Physical characteristics
- Source: Jorapani river^{[citation needed]}
- • location: near Baikanthapur forest, Ward No 40, Siliguri, West Bengal, India
- Mouth: Chalan Beel
- Length: 390 km (240 mi)
- • location: Chalan Beel

= Atrai River =

Atrai River (also spelt as Atreyee) (আত্রাই/আত্রেয়ী নদী) flows in West Bengal in India and northern parts of Bangladesh.

In ancient times the river was called Atreyee and finds a mention in the Mahabharata, one of the two Sanskrit epics of ancient India. It is linked with Jorapani river, Fuleswari river, and Karatoya River.
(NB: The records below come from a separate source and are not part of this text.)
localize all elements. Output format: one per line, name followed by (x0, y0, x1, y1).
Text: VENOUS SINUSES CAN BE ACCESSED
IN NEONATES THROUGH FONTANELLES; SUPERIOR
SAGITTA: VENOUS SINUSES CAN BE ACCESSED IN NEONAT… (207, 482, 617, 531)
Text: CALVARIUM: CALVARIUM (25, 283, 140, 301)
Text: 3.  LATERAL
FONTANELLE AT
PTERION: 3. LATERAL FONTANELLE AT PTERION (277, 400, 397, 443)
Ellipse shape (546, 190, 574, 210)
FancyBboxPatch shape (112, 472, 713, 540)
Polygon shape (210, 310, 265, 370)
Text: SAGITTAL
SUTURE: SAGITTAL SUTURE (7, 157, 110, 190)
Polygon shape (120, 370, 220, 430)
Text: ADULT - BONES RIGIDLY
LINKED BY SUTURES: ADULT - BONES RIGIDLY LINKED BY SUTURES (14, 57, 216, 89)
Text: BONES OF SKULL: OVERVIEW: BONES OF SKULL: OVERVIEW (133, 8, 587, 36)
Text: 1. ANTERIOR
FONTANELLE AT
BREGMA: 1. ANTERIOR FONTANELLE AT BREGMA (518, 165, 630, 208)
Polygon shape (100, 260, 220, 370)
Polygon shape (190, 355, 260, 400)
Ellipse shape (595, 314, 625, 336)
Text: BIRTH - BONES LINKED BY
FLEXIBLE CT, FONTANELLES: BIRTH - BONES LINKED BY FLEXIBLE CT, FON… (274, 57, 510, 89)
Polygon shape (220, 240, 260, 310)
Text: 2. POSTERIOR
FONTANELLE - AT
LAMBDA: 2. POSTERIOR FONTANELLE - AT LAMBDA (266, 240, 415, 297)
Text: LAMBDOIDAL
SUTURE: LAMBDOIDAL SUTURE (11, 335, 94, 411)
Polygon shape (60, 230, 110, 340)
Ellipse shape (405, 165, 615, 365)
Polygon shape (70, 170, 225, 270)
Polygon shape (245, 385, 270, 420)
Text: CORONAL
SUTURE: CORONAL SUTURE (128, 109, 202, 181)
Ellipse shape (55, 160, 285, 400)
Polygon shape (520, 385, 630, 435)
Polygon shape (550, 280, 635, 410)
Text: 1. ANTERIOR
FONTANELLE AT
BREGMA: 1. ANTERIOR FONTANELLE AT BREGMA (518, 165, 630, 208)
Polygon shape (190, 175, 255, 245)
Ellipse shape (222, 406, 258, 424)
The Atrai originates in Siliguri ward no 40, near Baikanthapur forest of West Bengal and after flowing through Dinajpur District of Bangladesh, it enters India again. It passes through Kumarganj and Balurghat community development blocks in Dakshin Dinajpur district. The river then renters Bangladesh. It splits into two rivers—the Gabura and the Kankra in Dinajpur district. It crosses the Barind Tract and flows into Chalan Beel. The river serves as a perennial source of fishing, even though it is often the cause of flooding in many areas during monsoons.

The total length of this river is approximately 240 mi and its maximum depth is 99 ft.